The director aimed to have his maintenance staff of 39 people complete at least three tasks a day. Records show it’s not even close.

“On June 30, only seven people entered work that day. One was for a half an hour the entire day. And on May 1, only four people entered work. It looks at least to the layperson that not a lot is getting done, or just a few people are working and some others aren’t doing much of anything,” said Channel 4’s Demetria Kalodimos.

“SchoolDude only captures a portion of some maintenance staff’s time,” Cooksey said.

“It should not be interpreted as a time card?” Kalodimos asked?

“It is not our timekeeping system,” Cooksey said.

But a former employee insists it is a fair reflection of work time. He said many on the maintenance staff didn’t put in anywhere close to a seven-and-a-half-hour work day, but they were still paid for it.

“It’s an honor system, basically? No one’s punching a clock,” Kalodimos said.

“We don’t have clocks, but it’s up to the supervisor to ascertain that their employees are working the appropriate time shift every day,” Cooksey said.

In an email to Cooksey in July, one supervisor wrote, “We have employees who do not want to work, will not work and will not follow directions.”

Cooksey concluded it was a record-keeping problem.

“What I asked them to do for a two-week period was write down their work on paper and we’ll compare it to computer just to make sure nothing has fallen through the cracks. So we did that and the results improved dramatically in that period of time,” she said.

But it’s the electronic data the state is studying, and it may not play well at decision time.

The state said every campus can choose its path, and if the choice is outsourcing, 100 percent of their existing staff will be retained.

“Even employees who don’t look productive on paper?” Kalodimos asked.

“The state has committed 100 percent protection, provided they submit to drug testing, etc.,” Martin said.

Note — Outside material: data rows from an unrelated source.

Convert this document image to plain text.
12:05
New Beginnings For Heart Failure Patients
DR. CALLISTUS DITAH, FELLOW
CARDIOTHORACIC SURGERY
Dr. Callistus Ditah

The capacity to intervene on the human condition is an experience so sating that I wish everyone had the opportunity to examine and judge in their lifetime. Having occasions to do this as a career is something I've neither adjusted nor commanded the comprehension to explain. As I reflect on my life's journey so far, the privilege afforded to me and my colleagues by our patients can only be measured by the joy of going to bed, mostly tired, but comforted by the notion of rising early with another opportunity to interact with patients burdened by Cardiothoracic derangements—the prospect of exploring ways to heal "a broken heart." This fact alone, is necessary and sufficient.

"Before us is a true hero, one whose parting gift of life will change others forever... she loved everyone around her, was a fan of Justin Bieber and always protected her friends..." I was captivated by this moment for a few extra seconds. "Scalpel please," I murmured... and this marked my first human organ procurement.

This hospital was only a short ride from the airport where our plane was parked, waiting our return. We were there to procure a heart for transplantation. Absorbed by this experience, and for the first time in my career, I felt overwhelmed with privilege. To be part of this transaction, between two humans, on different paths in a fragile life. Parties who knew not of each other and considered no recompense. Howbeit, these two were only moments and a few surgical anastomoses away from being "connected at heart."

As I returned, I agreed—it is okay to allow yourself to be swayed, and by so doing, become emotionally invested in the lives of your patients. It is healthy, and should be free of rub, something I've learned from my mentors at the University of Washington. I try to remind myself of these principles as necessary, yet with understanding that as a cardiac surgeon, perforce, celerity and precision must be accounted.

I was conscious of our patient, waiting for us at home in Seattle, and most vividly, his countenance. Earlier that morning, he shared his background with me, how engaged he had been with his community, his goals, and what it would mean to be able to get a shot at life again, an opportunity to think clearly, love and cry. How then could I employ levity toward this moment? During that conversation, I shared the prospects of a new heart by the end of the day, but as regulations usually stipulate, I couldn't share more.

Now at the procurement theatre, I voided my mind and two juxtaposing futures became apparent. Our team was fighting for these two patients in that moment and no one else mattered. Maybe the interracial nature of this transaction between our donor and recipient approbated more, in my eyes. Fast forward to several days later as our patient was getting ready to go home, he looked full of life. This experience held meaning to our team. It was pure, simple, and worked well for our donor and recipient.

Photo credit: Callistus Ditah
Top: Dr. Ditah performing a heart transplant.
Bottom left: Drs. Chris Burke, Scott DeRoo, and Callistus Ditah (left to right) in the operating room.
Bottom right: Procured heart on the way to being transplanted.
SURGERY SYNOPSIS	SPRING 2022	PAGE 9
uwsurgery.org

At Vol State, despite whatever data discrepancies, Cooksey is inclined to agree with the phrase: if it ain’t broke, don’t fix it.

“If it turns out that we’re only emptying trash cans one or two times a week instead of once a day, that may not be worth it to us,” she said.

By the end of this month, the state expects to have a full report on maintenance spending for all college and university buildings.

Next will come a request for private companies to bid the work.

The state says it will ultimately be up to each institution whether to keep things as they are or outsource. But they stress any money saved could keep the cost of tuition down.